Keep in mind that we are a Right-to-Work state. Whereas the T&E people will more than likely come from the existing pool the on-board service types need not be direct railroad employees. We shall see what develops.
  by D.Carleton
 
SouthernRailway wrote:This seems too good to be true, and the FAQs on the website indicate that the project hasn't yet been thoroughly planned:

"The estimated cost to construct this privately owned passenger rail service is approximately $1 billion. FECI has engaged an engineering firm to further define the costs of the project."

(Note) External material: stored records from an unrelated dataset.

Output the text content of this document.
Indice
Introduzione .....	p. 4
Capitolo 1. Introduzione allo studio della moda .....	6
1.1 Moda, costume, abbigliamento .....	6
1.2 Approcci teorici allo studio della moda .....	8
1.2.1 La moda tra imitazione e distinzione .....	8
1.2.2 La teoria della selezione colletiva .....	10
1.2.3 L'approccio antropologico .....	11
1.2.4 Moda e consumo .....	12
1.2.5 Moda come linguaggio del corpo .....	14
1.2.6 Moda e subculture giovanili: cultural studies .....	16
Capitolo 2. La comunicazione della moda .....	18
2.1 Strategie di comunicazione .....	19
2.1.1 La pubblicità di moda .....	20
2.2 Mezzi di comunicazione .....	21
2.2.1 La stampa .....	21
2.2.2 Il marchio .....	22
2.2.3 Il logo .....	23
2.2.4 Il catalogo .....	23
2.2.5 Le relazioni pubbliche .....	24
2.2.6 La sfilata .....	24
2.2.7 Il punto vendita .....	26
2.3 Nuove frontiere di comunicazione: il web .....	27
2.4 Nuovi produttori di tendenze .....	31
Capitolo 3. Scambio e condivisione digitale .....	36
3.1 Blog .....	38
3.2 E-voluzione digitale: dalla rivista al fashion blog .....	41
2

Wouldn't an engineering firm have been needing to do years of work already in order to have the service up and running by 2014?
Keep in mind this is following in the footsteps of previous false starts at passenger service here. One of the options for the Orlando - Miami leg of the Florida Overland eXpress entailed building east from Orlando to Interstate 95. This replaces I-95 with the FEC. There has been close to 30 years of planning and studies for passenger rail in the Sunshine State. FEC is taking the stance of 'Just shut-up already and build it.'
  by trainmaster611
 
SouthernRailway wrote:This seems too good to be true, and the FAQs on the website indicate that the project hasn't yet been thoroughly planned:

"The estimated cost to construct this privately owned passenger rail service is approximately $1 billion. FECI has engaged an engineering firm to further define the costs of the project."

Wouldn't an engineering firm have been needing to do years of work already in order to have the service up and running by 2014?
Wow, I missed that part. So no real engineering work done, no communication with government officials whatsoever, and this is to be done in two years? This really is unbecoming of a company of this caliber, particularly one that is completely familiar with the passenger rail proceedings of the state over the past few decades.
  by amtrakowitz
 
If it's over 240 miles, then $1 billion is only $4.2 million per mile. Not that much money especially compared to other contemporary rail projects.